Do you feel recuperated at all?
[Laughs] Fuck, I don’t know. Does anybody ever feel recuperated? I don’t think anybody recuperates. You wait for the dust to land and see what’s still there. It’s hard to go into. It takes way too many words to explain what’s going on, or at least it’s difficult to find a few words to put it down in a way so that it’s not meant to sound like yet another complaining, white, guitar-playing whiner talking about his medications and stuff. I can’t get too obsessed with what my problems are because there are people who don’t have houses right now. I’m very lucky that I was around my family at that time, even though it was very difficult for them. We were touring Europe, we were having good shows and it was going really well. For some reason, we do really well in Spain. We had our last few shows there. So it was weird to then get home and it kind of dawns on you how out of touch with reality you’ve gotten, whether it’s sleep deprivation or medication debacle ... and then just being a pedigree of mental instability.
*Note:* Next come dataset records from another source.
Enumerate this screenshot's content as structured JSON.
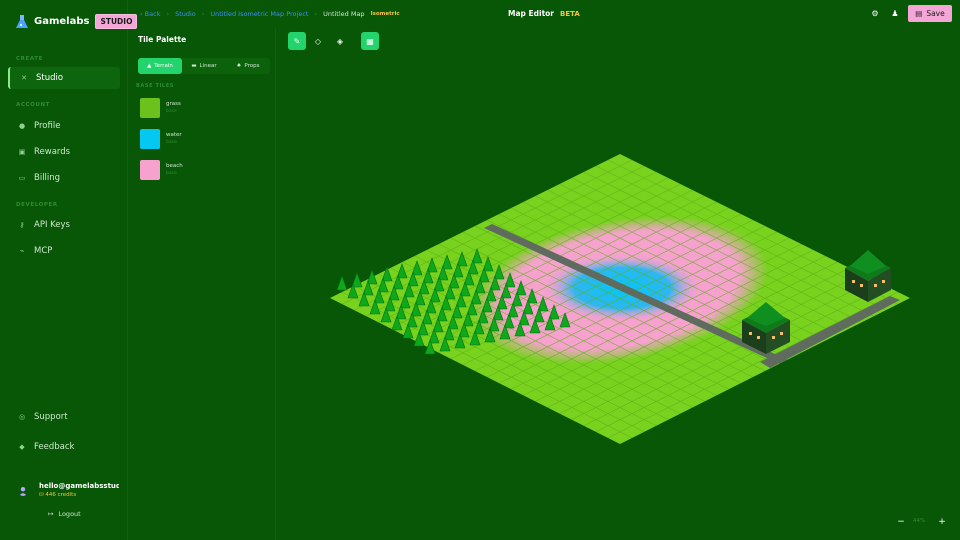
{
  "brand": {
    "name": "Gamelabs",
    "badge": "STUDIO"
  },
  "sidebar": {
    "sections": [
      {
        "label": "CREATE"
      },
      {
        "label": "ACCOUNT"
      },
      {
        "label": "DEVELOPER"
      }
    ],
    "items": [
      {
        "label": "Studio",
        "icon": "wand-icon",
        "active": true
      },
      {
        "label": "Profile",
        "icon": "user-icon"
      },
      {
        "label": "Rewards",
        "icon": "gift-icon"
      },
      {
        "label": "Billing",
        "icon": "card-icon"
      },
      {
        "label": "API Keys",
        "icon": "key-icon"
      },
      {
        "label": "MCP",
        "icon": "plug-icon"
      },
      {
        "label": "Support",
        "icon": "lifebuoy-icon"
      },
      {
        "label": "Feedback",
        "icon": "chat-icon"
      }
    ]
  },
  "user": {
    "email": "hello@gamelabsstudi...",
    "credits": "446 credits",
    "logout": "Logout"
  },
  "breadcrumb": {
    "back": "Back",
    "studio": "Studio",
    "project": "Untitled Isometric Map Project",
    "current": "Untitled Map",
    "tag": "Isometric"
  },
  "header": {
    "title": "Map Editor",
    "beta": "BETA",
    "save": "Save"
  },
  "palette": {
    "title": "Tile Palette",
    "tabs": [
      {
        "label": "Terrain"
      },
      {
        "label": "Linear"
      },
      {
        "label": "Props"
      }
    ],
    "section": "BASE TILES",
    "tiles": [
      {
        "name": "grass",
        "sub": "base",
        "color": "#6cc11c"
      },
      {
        "name": "water",
        "sub": "base",
        "color": "#05c8f2"
      },
      {
        "name": "beach",
        "sub": "base",
        "color": "#f7a1cf"
      }
    ]
  },
  "zoom": {
    "level": "44%"
  },
  "colors": {
    "background": "#075707",
    "grass": "#79d21e",
    "accent": "#22d46b",
    "save": "#f4a6d7"
  }
}
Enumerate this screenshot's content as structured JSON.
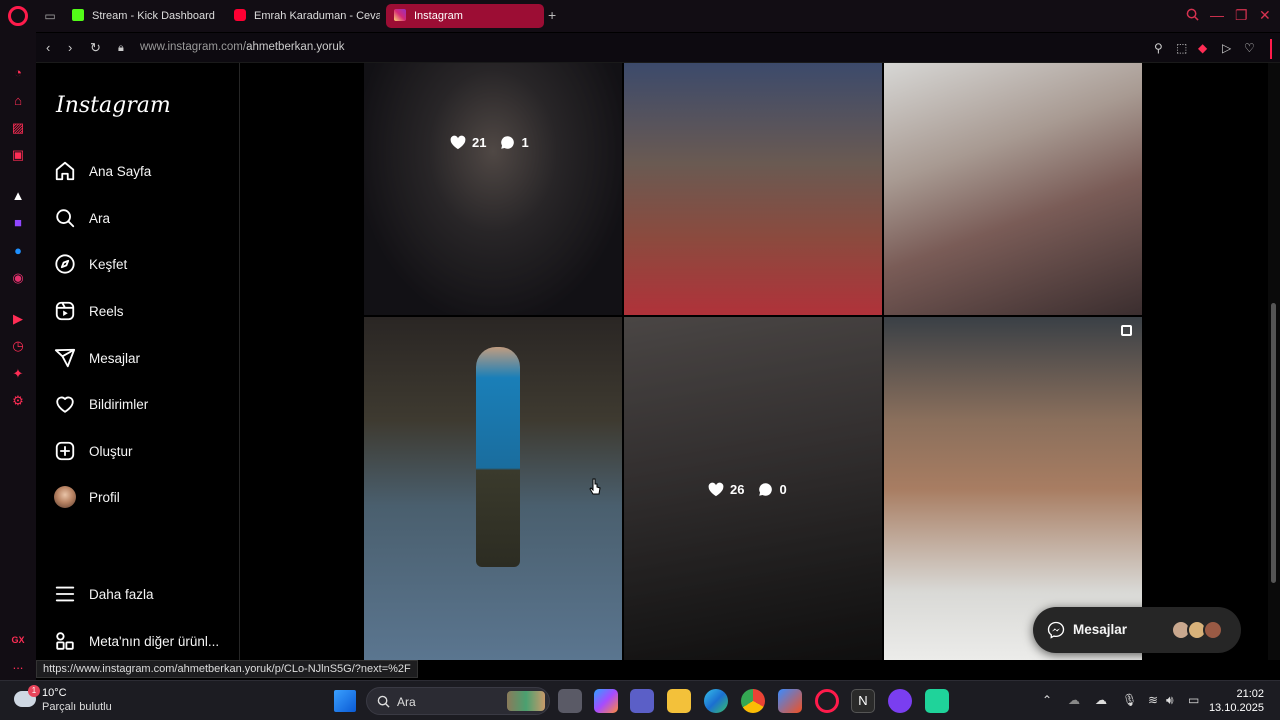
{
  "browser": {
    "tabs": [
      {
        "label": "Stream - Kick Dashboard",
        "icon": "kick-icon",
        "color": "#53fc18"
      },
      {
        "label": "Emrah Karaduman - Cevap",
        "icon": "youtube-icon",
        "color": "#ff0033"
      },
      {
        "label": "Instagram",
        "icon": "instagram-icon",
        "color": "#e1306c",
        "active": true
      }
    ],
    "url_host": "www.instagram.com/",
    "url_path": "ahmetberkan.yoruk",
    "status_url": "https://www.instagram.com/ahmetberkan.yoruk/p/CLo-NJlnS5G/?next=%2F",
    "accent": "#ff1b4b"
  },
  "instagram": {
    "logo": "Instagram",
    "nav": [
      {
        "label": "Ana Sayfa",
        "icon": "home-icon"
      },
      {
        "label": "Ara",
        "icon": "search-icon"
      },
      {
        "label": "Keşfet",
        "icon": "explore-compass-icon"
      },
      {
        "label": "Reels",
        "icon": "reels-icon"
      },
      {
        "label": "Mesajlar",
        "icon": "send-icon"
      },
      {
        "label": "Bildirimler",
        "icon": "heart-icon"
      },
      {
        "label": "Oluştur",
        "icon": "create-plus-icon"
      },
      {
        "label": "Profil",
        "icon": "avatar"
      }
    ],
    "more": "Daha fazla",
    "meta": "Meta'nın diğer ürünl...",
    "posts": [
      {
        "likes": "21",
        "comments": "1",
        "hover": true
      },
      {
        "hover": false
      },
      {
        "hover": false
      },
      {
        "hover": false
      },
      {
        "likes": "26",
        "comments": "0",
        "hover": true
      },
      {
        "hover": false,
        "multi": true
      }
    ],
    "messages_label": "Mesajlar"
  },
  "taskbar": {
    "weather_temp": "10°C",
    "weather_cond": "Parçalı bulutlu",
    "weather_badge": "1",
    "search_placeholder": "Ara",
    "time": "21:02",
    "date": "13.10.2025"
  },
  "opera_sidebar": {
    "gx_label": "GX",
    "more_label": "..."
  }
}
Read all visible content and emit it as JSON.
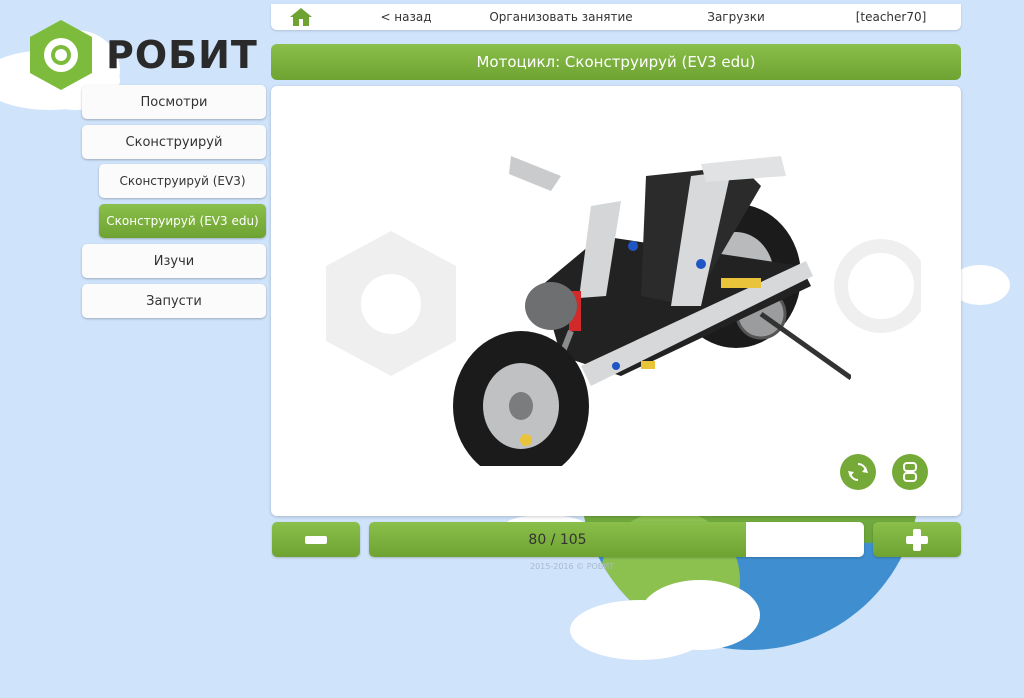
{
  "brand": {
    "name": "РОБИТ"
  },
  "topnav": {
    "home_icon": "home-icon",
    "back": "< назад",
    "organize": "Организовать занятие",
    "downloads": "Загрузки",
    "user": "[teacher70]"
  },
  "title": "Мотоцикл: Сконструируй (EV3 edu)",
  "sidebar": {
    "items": [
      {
        "label": "Посмотри"
      },
      {
        "label": "Сконструируй"
      },
      {
        "label": "Сконструируй (EV3)"
      },
      {
        "label": "Сконструируй (EV3 edu)"
      },
      {
        "label": "Изучи"
      },
      {
        "label": "Запусти"
      }
    ],
    "active_index": 3
  },
  "viewer": {
    "rotate_icon": "rotate-icon",
    "part_icon": "part-icon"
  },
  "controls": {
    "minus_icon": "minus-icon",
    "plus_icon": "plus-icon",
    "progress_text": "80 / 105",
    "current": 80,
    "total": 105
  },
  "footer": "2015-2016 © РОБИТ",
  "colors": {
    "accent": "#76aa38",
    "background": "#cfe3fb"
  }
}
Did the touring make you feel particularly displaced?
Fuck displaced, man. Nobody’s displaced when you get there. You’re very at home when you’re losing your mind. You know exactly where you are all the time—unfortunately, it’s not real. I only feel displaced when I’m healthy [laughs].

Maybe you should cut back on the running.
[Laughs] No, running is the best damn thing going. I think the worst thing a person can say when they’re fucked up is, “I’m doing better.” That’s the sickest thing that can come out of someone’s mouth because most of the time they don’t really know. If you say you’re doing better, chances are the next day you’re gonna be in a ditch somewhere or you’re gonna be down in the basement with a power cable. I’ve learned to not assume your mind will be there with you whenever you get wherever you’re going.